Stories of coastal drowning from five places in Australia appear (see Table 4.1) to date from more than 9,000 years ago, and perhaps over 13,000 years ago. Of these five, the most compelling are likely to be those from Spencer Gulf (9,330–12,460 years ago) and Kangaroo Island (10,080–10,950 years ago). Elsewhere in the world, drowning stories of similar antiquity may be preserved for Baie de Douarnenez in France (perhaps 8,750–10,650 years ago) and Cardigan Bay in Wales (perhaps 9,000–10,250 years ago). There are many other drowning stories dating from more than 6,000 years ago.

Then there are other types of story, including the Australian Aboriginal memories of the Tyrendarra lava flow from Mt Eccles (more than 10,500 years ago) and the formation of the maar volcano at modern Lake Eacham (9,130 years ago), the explosive eruption and caldera formation at Mt Mazama in the western United States (7,600 years ago), and perhaps even the landslide-damming of the Citarum River at Tangkuban Perahu in Indonesia (16,000 years ago?).

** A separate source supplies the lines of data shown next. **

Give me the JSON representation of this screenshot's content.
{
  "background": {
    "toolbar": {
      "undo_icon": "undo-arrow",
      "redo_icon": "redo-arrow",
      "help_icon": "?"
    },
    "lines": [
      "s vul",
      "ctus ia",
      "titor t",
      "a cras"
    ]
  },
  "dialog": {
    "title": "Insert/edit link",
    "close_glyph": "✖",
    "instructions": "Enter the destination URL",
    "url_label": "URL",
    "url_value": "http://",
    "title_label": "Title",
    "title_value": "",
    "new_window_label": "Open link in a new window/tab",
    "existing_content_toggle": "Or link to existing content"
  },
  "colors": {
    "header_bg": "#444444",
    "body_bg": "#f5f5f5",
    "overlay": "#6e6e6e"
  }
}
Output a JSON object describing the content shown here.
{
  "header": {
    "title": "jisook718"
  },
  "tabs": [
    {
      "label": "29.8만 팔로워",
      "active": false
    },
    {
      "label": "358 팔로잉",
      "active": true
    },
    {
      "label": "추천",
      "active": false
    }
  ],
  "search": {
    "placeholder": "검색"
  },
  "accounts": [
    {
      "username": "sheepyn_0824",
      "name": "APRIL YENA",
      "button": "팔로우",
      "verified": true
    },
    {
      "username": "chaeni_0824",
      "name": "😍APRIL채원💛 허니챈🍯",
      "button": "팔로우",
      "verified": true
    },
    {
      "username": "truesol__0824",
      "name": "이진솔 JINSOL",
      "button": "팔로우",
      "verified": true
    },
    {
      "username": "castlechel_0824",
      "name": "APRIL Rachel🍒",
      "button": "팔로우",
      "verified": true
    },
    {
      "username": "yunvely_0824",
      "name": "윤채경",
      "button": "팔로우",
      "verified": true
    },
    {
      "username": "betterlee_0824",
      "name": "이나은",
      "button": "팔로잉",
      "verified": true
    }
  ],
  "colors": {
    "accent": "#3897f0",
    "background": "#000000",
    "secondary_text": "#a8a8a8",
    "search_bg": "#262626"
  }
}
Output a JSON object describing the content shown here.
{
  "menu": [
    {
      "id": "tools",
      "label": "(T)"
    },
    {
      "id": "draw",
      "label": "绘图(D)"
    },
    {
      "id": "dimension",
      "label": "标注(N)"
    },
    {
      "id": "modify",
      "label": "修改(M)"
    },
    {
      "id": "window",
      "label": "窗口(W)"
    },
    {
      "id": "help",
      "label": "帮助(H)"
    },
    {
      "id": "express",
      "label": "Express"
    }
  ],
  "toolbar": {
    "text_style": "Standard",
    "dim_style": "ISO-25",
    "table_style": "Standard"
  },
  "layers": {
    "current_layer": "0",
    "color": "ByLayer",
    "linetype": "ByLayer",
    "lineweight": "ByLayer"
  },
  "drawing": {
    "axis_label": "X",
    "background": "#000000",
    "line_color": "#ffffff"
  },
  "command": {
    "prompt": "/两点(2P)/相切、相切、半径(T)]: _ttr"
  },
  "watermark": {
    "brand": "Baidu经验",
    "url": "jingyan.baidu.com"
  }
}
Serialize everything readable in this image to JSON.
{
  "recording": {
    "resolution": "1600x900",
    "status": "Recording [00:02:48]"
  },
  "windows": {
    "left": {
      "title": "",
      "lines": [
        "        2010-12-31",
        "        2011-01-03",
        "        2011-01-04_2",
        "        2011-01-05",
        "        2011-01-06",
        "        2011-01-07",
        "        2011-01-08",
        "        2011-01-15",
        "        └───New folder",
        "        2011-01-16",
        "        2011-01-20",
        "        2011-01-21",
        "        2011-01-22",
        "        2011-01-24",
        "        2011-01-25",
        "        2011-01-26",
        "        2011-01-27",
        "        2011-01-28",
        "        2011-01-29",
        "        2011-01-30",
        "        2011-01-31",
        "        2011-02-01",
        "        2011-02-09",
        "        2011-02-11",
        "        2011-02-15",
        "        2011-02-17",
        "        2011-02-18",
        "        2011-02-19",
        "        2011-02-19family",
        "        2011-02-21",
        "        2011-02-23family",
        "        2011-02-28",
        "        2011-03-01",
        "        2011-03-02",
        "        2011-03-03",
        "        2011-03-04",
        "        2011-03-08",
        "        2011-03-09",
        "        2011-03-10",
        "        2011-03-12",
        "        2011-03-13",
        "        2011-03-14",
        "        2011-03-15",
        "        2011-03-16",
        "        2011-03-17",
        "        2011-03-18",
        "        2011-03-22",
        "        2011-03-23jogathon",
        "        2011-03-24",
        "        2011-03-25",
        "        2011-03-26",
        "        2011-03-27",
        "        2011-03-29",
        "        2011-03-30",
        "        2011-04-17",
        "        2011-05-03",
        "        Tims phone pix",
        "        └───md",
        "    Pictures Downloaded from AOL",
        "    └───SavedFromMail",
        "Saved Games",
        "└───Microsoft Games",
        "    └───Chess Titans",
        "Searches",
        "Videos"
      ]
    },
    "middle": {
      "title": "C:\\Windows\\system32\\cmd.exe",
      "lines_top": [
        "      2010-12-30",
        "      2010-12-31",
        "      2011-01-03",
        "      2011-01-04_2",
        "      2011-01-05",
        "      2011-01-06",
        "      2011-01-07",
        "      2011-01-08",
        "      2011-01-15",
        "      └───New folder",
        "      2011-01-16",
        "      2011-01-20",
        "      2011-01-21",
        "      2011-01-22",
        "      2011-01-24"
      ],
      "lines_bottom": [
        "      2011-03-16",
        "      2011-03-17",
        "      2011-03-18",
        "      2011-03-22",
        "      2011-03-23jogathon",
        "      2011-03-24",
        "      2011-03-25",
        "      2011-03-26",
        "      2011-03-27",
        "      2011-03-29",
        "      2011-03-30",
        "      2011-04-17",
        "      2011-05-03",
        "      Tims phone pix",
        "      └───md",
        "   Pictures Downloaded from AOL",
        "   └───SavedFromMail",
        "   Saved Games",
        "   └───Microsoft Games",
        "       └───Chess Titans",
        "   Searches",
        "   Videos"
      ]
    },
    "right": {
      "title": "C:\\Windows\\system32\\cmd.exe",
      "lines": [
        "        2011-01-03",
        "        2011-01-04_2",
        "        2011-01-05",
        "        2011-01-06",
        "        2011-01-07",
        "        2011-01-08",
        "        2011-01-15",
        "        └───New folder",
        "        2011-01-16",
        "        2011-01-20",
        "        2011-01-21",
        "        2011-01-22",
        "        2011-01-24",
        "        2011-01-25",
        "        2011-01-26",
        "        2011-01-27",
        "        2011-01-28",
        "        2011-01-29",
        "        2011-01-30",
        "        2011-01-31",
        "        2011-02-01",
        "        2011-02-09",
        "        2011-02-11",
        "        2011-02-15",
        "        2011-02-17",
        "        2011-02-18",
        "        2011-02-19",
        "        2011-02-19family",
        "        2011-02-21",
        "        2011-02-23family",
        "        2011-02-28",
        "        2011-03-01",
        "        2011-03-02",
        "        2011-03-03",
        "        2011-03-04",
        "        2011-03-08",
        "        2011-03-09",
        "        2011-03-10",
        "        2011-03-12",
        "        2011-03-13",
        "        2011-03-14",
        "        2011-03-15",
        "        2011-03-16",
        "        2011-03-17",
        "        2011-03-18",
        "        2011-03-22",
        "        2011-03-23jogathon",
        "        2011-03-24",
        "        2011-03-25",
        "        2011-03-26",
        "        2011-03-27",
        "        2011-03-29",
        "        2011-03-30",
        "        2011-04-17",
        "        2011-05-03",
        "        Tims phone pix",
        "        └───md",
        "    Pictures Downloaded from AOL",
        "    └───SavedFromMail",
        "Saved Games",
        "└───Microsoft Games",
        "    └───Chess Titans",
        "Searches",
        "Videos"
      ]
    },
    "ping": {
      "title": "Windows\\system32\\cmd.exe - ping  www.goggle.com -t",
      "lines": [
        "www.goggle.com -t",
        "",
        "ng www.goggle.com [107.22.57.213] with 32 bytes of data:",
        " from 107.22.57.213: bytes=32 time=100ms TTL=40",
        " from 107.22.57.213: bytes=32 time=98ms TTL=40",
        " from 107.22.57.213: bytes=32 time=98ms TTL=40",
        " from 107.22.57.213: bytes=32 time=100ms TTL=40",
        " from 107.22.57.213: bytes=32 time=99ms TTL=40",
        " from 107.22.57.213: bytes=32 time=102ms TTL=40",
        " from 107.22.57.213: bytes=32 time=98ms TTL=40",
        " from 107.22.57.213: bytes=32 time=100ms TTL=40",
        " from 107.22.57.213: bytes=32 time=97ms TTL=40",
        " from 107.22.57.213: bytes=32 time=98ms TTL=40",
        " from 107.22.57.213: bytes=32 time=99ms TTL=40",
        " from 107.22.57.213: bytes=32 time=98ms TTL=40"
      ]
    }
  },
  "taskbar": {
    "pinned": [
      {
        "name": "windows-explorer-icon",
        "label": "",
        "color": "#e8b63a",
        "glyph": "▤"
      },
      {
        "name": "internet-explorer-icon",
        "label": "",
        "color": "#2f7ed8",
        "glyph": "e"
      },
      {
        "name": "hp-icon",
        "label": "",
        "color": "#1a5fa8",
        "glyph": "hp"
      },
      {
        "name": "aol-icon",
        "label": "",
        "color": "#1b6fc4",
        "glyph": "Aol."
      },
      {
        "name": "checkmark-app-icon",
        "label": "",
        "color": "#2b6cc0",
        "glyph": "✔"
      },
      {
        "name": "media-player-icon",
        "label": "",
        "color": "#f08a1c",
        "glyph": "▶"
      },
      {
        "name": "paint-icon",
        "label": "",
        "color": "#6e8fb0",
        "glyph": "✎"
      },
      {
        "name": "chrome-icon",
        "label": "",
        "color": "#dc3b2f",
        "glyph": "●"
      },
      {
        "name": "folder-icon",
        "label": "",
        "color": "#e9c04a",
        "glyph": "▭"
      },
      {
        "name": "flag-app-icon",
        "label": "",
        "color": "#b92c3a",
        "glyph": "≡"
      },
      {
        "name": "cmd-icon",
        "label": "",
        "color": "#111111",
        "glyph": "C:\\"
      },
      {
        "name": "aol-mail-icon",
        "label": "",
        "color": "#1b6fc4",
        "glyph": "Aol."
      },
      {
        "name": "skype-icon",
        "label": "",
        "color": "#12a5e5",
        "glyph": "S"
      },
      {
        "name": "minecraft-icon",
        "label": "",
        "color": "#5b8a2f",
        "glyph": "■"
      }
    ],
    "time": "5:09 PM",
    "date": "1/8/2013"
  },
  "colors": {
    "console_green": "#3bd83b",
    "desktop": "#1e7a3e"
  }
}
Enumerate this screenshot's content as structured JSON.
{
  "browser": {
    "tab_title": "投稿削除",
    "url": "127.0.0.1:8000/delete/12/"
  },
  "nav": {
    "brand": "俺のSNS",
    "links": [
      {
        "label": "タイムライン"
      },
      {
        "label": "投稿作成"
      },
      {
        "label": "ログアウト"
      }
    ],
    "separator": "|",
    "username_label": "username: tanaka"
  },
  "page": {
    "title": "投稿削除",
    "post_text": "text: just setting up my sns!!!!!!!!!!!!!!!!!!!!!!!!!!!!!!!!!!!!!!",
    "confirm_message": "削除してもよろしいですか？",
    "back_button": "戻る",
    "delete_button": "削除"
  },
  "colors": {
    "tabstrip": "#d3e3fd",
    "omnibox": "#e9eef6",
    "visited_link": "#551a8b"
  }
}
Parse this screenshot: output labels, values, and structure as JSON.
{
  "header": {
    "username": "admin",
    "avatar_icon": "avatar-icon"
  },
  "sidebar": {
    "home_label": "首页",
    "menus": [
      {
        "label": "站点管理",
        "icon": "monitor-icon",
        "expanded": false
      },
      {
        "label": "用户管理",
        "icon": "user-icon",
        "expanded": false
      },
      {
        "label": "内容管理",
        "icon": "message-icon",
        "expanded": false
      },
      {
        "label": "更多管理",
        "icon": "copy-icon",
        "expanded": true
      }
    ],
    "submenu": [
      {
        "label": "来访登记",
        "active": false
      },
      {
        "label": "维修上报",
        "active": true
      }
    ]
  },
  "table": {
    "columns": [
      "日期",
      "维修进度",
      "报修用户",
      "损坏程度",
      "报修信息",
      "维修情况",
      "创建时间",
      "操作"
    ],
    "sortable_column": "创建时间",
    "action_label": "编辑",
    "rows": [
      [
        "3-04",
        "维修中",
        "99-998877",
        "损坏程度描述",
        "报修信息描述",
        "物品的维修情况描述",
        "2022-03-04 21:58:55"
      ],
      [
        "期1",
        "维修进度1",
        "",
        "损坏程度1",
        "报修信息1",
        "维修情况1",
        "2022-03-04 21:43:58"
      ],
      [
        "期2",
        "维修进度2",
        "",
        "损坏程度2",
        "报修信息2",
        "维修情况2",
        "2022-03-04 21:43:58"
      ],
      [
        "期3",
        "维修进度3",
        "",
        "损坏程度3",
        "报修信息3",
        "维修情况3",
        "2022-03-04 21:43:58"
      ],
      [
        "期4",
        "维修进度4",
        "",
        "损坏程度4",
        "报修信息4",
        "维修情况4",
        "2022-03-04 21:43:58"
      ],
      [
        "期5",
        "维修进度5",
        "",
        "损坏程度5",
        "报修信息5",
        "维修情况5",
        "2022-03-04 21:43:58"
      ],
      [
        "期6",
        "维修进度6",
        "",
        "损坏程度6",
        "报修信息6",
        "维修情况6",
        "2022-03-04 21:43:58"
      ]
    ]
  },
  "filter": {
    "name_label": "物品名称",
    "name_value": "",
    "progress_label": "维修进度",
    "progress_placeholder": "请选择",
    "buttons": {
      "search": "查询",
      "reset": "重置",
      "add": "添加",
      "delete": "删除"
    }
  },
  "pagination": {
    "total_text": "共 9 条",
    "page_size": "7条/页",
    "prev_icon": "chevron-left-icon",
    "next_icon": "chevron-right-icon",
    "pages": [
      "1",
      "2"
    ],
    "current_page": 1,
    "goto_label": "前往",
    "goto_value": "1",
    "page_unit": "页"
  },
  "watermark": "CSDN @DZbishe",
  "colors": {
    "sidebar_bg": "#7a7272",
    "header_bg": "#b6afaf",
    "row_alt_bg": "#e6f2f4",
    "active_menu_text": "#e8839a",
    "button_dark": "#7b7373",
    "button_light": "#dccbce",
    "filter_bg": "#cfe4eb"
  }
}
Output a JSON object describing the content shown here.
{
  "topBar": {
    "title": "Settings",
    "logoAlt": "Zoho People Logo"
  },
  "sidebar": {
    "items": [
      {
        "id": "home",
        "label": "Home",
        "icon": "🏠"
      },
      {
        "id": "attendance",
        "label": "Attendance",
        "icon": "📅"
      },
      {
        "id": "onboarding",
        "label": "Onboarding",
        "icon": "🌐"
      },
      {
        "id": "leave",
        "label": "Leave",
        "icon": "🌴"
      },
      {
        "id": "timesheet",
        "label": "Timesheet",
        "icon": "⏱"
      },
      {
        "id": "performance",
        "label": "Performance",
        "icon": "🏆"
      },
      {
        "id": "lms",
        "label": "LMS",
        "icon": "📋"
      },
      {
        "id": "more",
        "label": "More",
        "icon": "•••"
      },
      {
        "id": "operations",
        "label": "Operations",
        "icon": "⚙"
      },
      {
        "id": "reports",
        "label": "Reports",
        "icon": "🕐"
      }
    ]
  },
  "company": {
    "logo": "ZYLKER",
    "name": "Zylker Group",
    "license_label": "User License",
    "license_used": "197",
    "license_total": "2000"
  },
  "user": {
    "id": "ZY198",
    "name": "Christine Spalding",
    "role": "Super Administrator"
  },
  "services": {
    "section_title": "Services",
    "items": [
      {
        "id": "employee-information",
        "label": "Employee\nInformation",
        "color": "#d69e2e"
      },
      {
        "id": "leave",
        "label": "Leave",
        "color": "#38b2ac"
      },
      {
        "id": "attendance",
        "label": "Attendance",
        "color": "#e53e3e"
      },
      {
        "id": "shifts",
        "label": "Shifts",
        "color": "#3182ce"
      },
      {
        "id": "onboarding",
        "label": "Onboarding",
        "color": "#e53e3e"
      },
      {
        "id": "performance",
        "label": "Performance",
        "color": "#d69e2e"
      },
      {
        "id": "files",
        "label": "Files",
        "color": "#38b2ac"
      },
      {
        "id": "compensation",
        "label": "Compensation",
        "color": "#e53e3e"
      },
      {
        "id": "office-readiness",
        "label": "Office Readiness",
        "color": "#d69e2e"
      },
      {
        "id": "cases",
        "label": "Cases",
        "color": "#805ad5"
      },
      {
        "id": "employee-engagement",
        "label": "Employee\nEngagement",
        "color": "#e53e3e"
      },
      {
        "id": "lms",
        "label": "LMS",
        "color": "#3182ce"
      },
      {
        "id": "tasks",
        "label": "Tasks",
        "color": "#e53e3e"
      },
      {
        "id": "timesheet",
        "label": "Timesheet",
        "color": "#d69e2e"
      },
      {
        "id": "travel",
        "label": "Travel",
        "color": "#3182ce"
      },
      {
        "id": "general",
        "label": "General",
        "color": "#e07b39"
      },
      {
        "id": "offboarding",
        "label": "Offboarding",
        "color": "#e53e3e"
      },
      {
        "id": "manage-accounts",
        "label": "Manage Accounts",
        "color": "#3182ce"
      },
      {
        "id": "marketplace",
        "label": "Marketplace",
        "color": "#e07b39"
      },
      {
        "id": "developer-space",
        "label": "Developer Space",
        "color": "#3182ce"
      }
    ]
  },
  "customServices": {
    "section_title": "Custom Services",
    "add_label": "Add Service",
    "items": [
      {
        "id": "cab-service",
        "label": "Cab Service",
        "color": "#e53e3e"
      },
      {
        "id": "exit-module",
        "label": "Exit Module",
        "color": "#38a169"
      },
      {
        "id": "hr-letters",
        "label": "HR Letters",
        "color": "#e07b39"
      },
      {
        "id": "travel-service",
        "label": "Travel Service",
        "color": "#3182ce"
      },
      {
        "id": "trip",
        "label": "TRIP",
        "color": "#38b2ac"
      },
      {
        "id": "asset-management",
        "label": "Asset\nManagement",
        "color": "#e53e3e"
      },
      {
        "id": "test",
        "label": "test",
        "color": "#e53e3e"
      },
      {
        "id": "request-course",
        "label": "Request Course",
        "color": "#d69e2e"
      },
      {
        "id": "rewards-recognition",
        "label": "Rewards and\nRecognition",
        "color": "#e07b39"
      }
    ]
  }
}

Together, these data imply that human memories can remain alive for many millennia. Others, as yet undocumented, perhaps exist. We should consider the possibility.

As a final point in this book, consider that if the edge of our memories today lies 10 millennia or so in the past, what of people who lived earlier than this, in those times beyond the edge of memory?

Our species, modern humans, has been in existence for almost 200,000 years. For much of this time, oral communication has been the main form of knowledge transmission between individuals. But what happened to knowledge that was more than 10,000 years old, which slipped into the abyss over the edge of memory? It became forgotten – just as today much of our ancestors’ knowledge has been forgotten. Was that forgotten knowledge important? Did things have to be rediscovered or reinvented because of that knowledge loss? Absolutely.

In our species’ history, there are many examples of innovations that did not endure, ideas that probably made life easier for a time but did not last. One of the most obvious refers to the ability of humans to cross water gaps too large to swim. Consider the first people to arrive in Australia, who had to negotiate ocean gaps as much as 70km (43 miles) wide. Obviously they used boats or rafts that were able to make the crossing, a sufficiency involving not only boat-building technology but also maritime and navigational skills. Yet 65,000 years or so after they reached Australia, their descendants had no such skills, and were hardly able to sail far from shore in most cases.6 What happened? Was it simply a case of no longer needing an ability to travel long distances across the ocean, or was it that people just lost the knowledge of how to do so?

It seems that the history of our species has been marked by an alternation between knowledge acquisition and knowledge loss through gradual memory attenuation. It is probable that in societies that had to cope with especially harsh environments, like those of the Aboriginal Australians, optimally effective techniques for intergenerational knowledge transmission were evolved. Today we look at those societies in awe, as examples of how it might once have been for all of us.